Fruit offers a range of flavors and incredible versatility. Ursula Argyropoulos, owner of Ursula Art of the Cake in Jamaica Plain, says her most popular cake has long been “Killer Chocolate.” This unusual cake uses a purée of raspberries mixed into a mild goat cheese to fill the layers of an intense chocolate cake. The entire creation is frosted with raspberry buttercream. “If I talked to people about it, they often would turn their noses up at it,” she says. “But if I got them to try it, then they loved it.”
Argyropoulos also enjoys incorporating exotic fruit into cakes. “I do tend to use a lot of passion fruit,” she says. The baker likes to mix the tropical fruit into her own passion fruit buttercream or, because she makes her own preserves, into a passion fruit jam, which can add a burst of flavor between a cake’s layers.
Ripe for Consideration
Although most produce can be found 12 months out of the year, taste-conscious brides would do best to remember the seasons. “We do offer strawberries year-round,” says Charissa Rudnick, director of operations for Rosie’s Bakery in Brighton. “But we tell people we can’t guarantee how good the strawberries will be in the winter.” When berries are out of season, she might steer brides to cakes that use raspberry preserves or lemon curd.

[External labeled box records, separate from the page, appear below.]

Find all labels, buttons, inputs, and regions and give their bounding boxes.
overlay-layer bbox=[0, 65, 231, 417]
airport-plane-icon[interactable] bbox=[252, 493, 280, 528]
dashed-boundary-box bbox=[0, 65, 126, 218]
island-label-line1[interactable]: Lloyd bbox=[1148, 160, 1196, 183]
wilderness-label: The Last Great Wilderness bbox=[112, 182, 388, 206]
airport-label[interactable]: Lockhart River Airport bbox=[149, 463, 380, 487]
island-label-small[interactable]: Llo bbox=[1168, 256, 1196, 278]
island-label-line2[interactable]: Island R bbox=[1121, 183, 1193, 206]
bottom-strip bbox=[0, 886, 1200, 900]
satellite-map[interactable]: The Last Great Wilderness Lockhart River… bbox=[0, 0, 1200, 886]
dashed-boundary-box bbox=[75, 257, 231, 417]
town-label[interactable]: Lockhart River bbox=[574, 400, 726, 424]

The appeal of fruited wedding cakes can be visual as well as flavorful. While decorative fruits created out of icing, sugar, or an almond-paste marzipan can lend a fresh look to any cake, real fruit is stepping up to become a showpiece as well. Many bakers prefer to add a bit of gloss to red or black berries or the delicate champagne grapes that often embellish wedding cakes. The two most popular methods, sugaring and glazing, work for a variety of produce, from tiny kumquats to fully ripe pears.

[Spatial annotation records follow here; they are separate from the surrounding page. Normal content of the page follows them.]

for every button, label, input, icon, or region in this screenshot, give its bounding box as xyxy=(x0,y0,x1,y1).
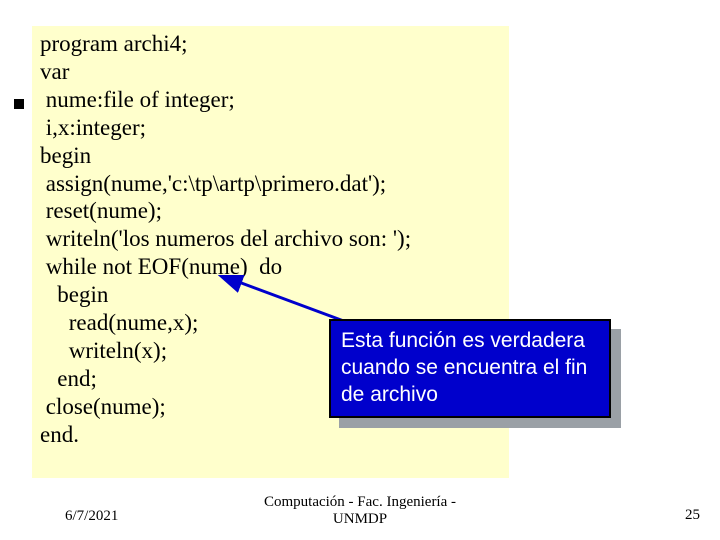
callout-text: de archivo xyxy=(341,381,599,408)
bullet-marker xyxy=(14,99,24,109)
code-line: while not EOF(nume) do xyxy=(40,253,501,281)
callout-text: cuando se encuentra el fin xyxy=(341,354,599,381)
footer-page-number: 25 xyxy=(685,507,700,524)
code-line: var xyxy=(40,58,501,86)
code-line: assign(nume,'c:\tp\artp\primero.dat'); xyxy=(40,170,501,198)
code-line: i,x:integer; xyxy=(40,114,501,142)
code-line: nume:file of integer; xyxy=(40,86,501,114)
code-line: writeln('los numeros del archivo son: ')… xyxy=(40,225,501,253)
code-line: begin xyxy=(40,142,501,170)
footer-center: Computación - Fac. Ingeniería - UNMDP xyxy=(0,494,720,528)
code-line: reset(nume); xyxy=(40,197,501,225)
callout-box: Esta función es verdadera cuando se encu… xyxy=(329,319,611,418)
footer-line: UNMDP xyxy=(0,511,720,528)
code-line: program archi4; xyxy=(40,30,501,58)
code-line: begin xyxy=(40,281,501,309)
callout-text: Esta función es verdadera xyxy=(341,327,599,354)
footer-line: Computación - Fac. Ingeniería - xyxy=(0,494,720,511)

Sugaring involves dipping the fruit into a very thin layer of egg white and then into fine sugar. Once the fruit dries, the sugar crystals give each piece a sparkly, almost iced look. Fruit can be glazed for a more even shine. Glazes are usually straight sugar syrups that are applied by brushing or drizzling, but they can contain a bit of fruit, as with the apricot glaze that Bruno prefers. “It’s not overly sugary,” she says.

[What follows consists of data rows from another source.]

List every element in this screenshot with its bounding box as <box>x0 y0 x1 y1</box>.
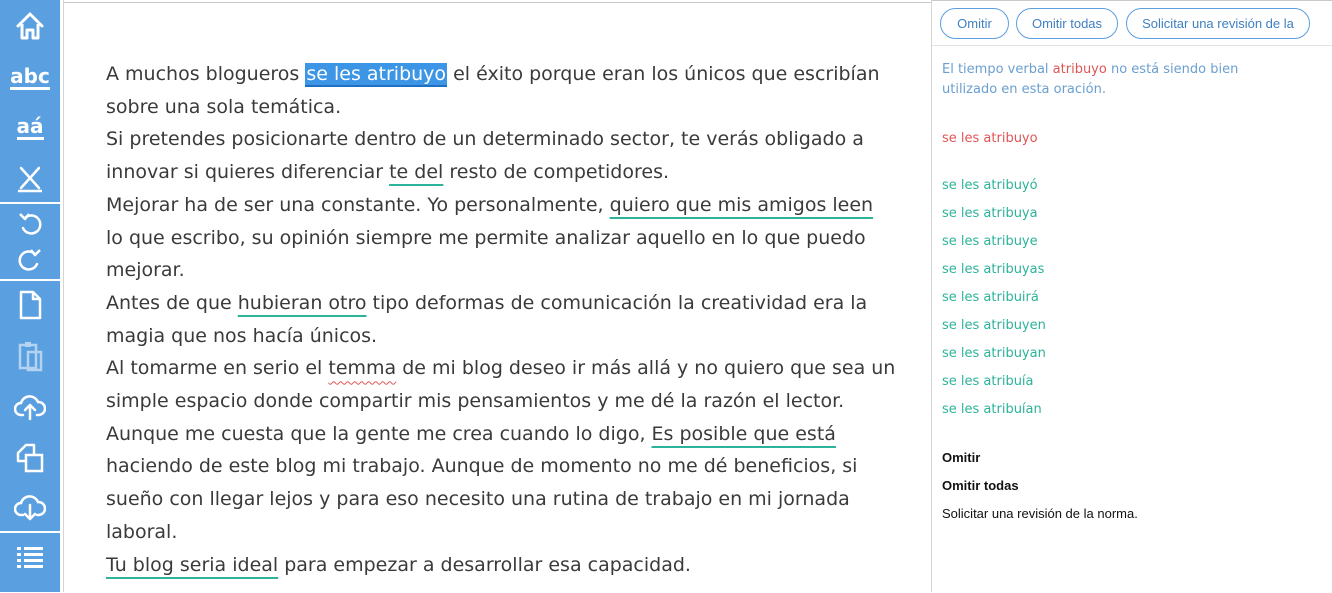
redo-button[interactable] <box>0 242 60 276</box>
paragraph: Mejorar ha de ser una constante. Yo pers… <box>106 189 896 287</box>
error-message: El tiempo verbal atribuyo no está siendo… <box>942 60 1262 100</box>
panel-toolbar: Omitir Omitir todas Solicitar una revisi… <box>932 0 1332 46</box>
text-run: resto de competidores. <box>443 161 670 184</box>
grammar-error[interactable]: Tu blog seria ideal <box>106 554 278 576</box>
action-list: Omitir Omitir todas Solicitar una revisi… <box>942 448 1138 532</box>
list-button[interactable] <box>0 536 60 578</box>
divider <box>0 279 60 281</box>
clear-format-button[interactable] <box>0 158 60 200</box>
request-review-button[interactable]: Solicitar una revisión de la <box>1126 8 1310 39</box>
paragraph: Aunque me cuesta que la gente me crea cu… <box>106 418 896 549</box>
undo-icon <box>19 213 42 235</box>
grammar-error[interactable]: hubieran otro <box>238 292 367 314</box>
error-word: atribuyo <box>1052 62 1107 77</box>
suggestion-item[interactable]: se les atribuían <box>942 400 1046 428</box>
paragraph: Antes de que hubieran otro tipo deformas… <box>106 287 896 352</box>
redo-icon <box>18 249 41 271</box>
message-text: El tiempo verbal <box>942 62 1053 77</box>
home-button[interactable] <box>0 4 60 48</box>
copy-button[interactable] <box>0 434 60 480</box>
paragraph: Al tomarme en serio el temma de mi blog … <box>106 352 896 417</box>
skip-all-action[interactable]: Omitir todas <box>942 476 1138 504</box>
text-run: Aunque me cuesta que la gente me crea cu… <box>106 422 652 445</box>
text-run: para empezar a desarrollar esa capacidad… <box>278 553 691 576</box>
paste-icon <box>18 342 43 372</box>
grammar-error[interactable]: te del <box>389 161 443 183</box>
correction-panel: Omitir Omitir todas Solicitar una revisi… <box>931 0 1332 592</box>
paragraph: A muchos blogueros se les atribuyo el éx… <box>106 58 896 123</box>
text-run: Mejorar ha de ser una constante. Yo pers… <box>106 193 610 216</box>
accent-check-button[interactable]: aá <box>0 104 60 150</box>
paragraph: Tu blog seria ideal para empezar a desar… <box>106 549 896 582</box>
undo-button[interactable] <box>0 206 60 240</box>
download-icon <box>14 495 46 521</box>
new-document-button[interactable] <box>0 284 60 326</box>
text-editor[interactable]: A muchos blogueros se les atribuyo el éx… <box>64 2 931 593</box>
spell-check-icon: abc <box>10 65 50 90</box>
home-icon <box>16 12 44 40</box>
skip-button[interactable]: Omitir <box>940 8 1009 39</box>
upload-icon <box>14 395 46 421</box>
spell-check-button[interactable]: abc <box>0 54 60 100</box>
suggestion-list: se les atribuyó se les atribuya se les a… <box>942 176 1046 428</box>
accent-check-label: aá <box>16 113 44 138</box>
upload-button[interactable] <box>0 385 60 429</box>
download-button[interactable] <box>0 485 60 529</box>
suggestion-item[interactable]: se les atribuía <box>942 372 1046 400</box>
suggestion-item[interactable]: se les atribuye <box>942 232 1046 260</box>
copy-icon <box>16 443 44 473</box>
selected-error[interactable]: se les atribuyo <box>305 63 448 85</box>
skip-all-button[interactable]: Omitir todas <box>1016 8 1118 39</box>
divider <box>0 202 60 204</box>
suggestion-item[interactable]: se les atribuyas <box>942 260 1046 288</box>
grammar-error[interactable]: Es posible que está <box>652 423 836 445</box>
suggestion-item[interactable]: se les atribuyó <box>942 176 1046 204</box>
divider <box>0 531 60 533</box>
accent-check-icon: aá <box>16 113 44 140</box>
spelling-error[interactable]: temma <box>328 357 396 379</box>
list-icon <box>17 547 43 568</box>
text-run: lo que escribo, su opinión siempre me pe… <box>106 226 866 282</box>
text-run: Antes de que <box>106 291 238 314</box>
clear-format-icon <box>18 166 42 193</box>
new-document-icon <box>19 290 42 320</box>
text-run: Al tomarme en serio el <box>106 357 329 380</box>
suggestion-item[interactable]: se les atribuyan <box>942 344 1046 372</box>
text-run: A muchos blogueros <box>106 63 306 85</box>
grammar-error[interactable]: quiero que mis amigos leen <box>610 194 873 216</box>
suggestion-item[interactable]: se les atribuya <box>942 204 1046 232</box>
suggestion-item[interactable]: se les atribuyen <box>942 316 1046 344</box>
request-review-action[interactable]: Solicitar una revisión de la norma. <box>942 504 1138 532</box>
suggestion-item[interactable]: se les atribuirá <box>942 288 1046 316</box>
text-run: haciendo de este blog mi trabajo. Aunque… <box>106 455 858 543</box>
toolbar-sidebar: abc aá <box>0 0 60 592</box>
document-text[interactable]: A muchos blogueros se les atribuyo el éx… <box>106 58 896 581</box>
original-text: se les atribuyo <box>942 131 1038 146</box>
paragraph: Si pretendes posicionarte dentro de un d… <box>106 123 896 188</box>
skip-action[interactable]: Omitir <box>942 448 1138 476</box>
spell-check-label: abc <box>10 63 50 88</box>
paste-button[interactable] <box>0 334 60 378</box>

How fruits are used as decoration is evolving. Kelly Delaney, owner of Cakes for Occasions in Danvers, sees a movement toward fruit cascades, in which a seeming waterfall of fruit appears to tumble down a cake’s side. For this illusion, she recommends a mix of fruits “so you can fill in the spaces between larger fruits, like strawberries, and you won’t see any icing.” On tiered cakes, a blanket of fruit around each layer can be arranged to create the appearance of space: Is each tier really layered on the one beneath, or on a bed of berries? Only the pastry chef knows for sure.
The decorative—and flavorful—essence of fruit can extend even to plating. Bruno often prepares an extra bowl of berries, which may be macerated in Grand Marnier or in a fruit purée. The caterer can spoon this extra fruit onto the plate as a garnish that adds flavor as well as color. Strawberries dipped in chocolate or white chocolate can dress up each individual serving, providing a sweet treat at the wedding’s end.